Based on ethnographic fieldwork at a road construction site in southern Mozambique, this article explores the peculiar inverse process through which the road project acquired valuable meaning for young Mozambican workers hired by a Chinese construction consortium to rehabilitate the north–south N1 highway. Without viable alternatives, the Mozambican workers were often compelled to accept the intolerable working conditions that the Chinese company presented them with while still acknowledging that it did, in fact, only aggravate an already difficult situation. Hence, given that the problematic connections to their Chinese superiors obviously lacked the qualities of reciprocal relationships, the money received could not be considered as proper salaries and the hardships endured while mixing sand, cement and gravel did not seem to result in the construction of a road.
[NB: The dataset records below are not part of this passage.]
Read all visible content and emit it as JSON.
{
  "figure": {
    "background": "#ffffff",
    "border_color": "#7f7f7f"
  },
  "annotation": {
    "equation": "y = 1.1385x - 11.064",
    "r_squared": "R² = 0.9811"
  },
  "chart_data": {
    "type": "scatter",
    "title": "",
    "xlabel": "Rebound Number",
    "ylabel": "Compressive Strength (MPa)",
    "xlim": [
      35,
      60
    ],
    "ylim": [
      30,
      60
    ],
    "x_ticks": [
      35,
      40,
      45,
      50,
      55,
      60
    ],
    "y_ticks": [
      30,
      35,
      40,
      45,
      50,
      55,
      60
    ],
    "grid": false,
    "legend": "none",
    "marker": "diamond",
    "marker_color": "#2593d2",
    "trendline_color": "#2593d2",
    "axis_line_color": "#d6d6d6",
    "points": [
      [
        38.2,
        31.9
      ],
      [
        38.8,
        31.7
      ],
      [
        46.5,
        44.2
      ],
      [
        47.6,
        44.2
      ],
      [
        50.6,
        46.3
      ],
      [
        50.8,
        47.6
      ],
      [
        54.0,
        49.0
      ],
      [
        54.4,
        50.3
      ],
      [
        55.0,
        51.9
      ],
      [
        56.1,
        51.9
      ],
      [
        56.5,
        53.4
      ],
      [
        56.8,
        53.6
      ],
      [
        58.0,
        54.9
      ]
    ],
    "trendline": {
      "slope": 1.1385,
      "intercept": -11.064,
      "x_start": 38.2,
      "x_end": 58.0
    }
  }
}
Still, when the monthly payment could be used, say, as down payment for a piece of land, it unfolded a virtual scenario very unlike that experienced in the present. Rather than indexing an untenable social relationship with the Chinese, it actualised a generative connection between the road and a future house. Although we might imagine the initial moment when the money was first received as indexing an employer–employee relationship, this was subsequently obviated by a new significant connection set-up between the road and a future house that was unfolded from the former (relationship) as the ‘real’ manifestation of salaries. The emerging house project thus transformed its own origin, as it were, by eliminating the Chinese counterpart as the source of the paid out money.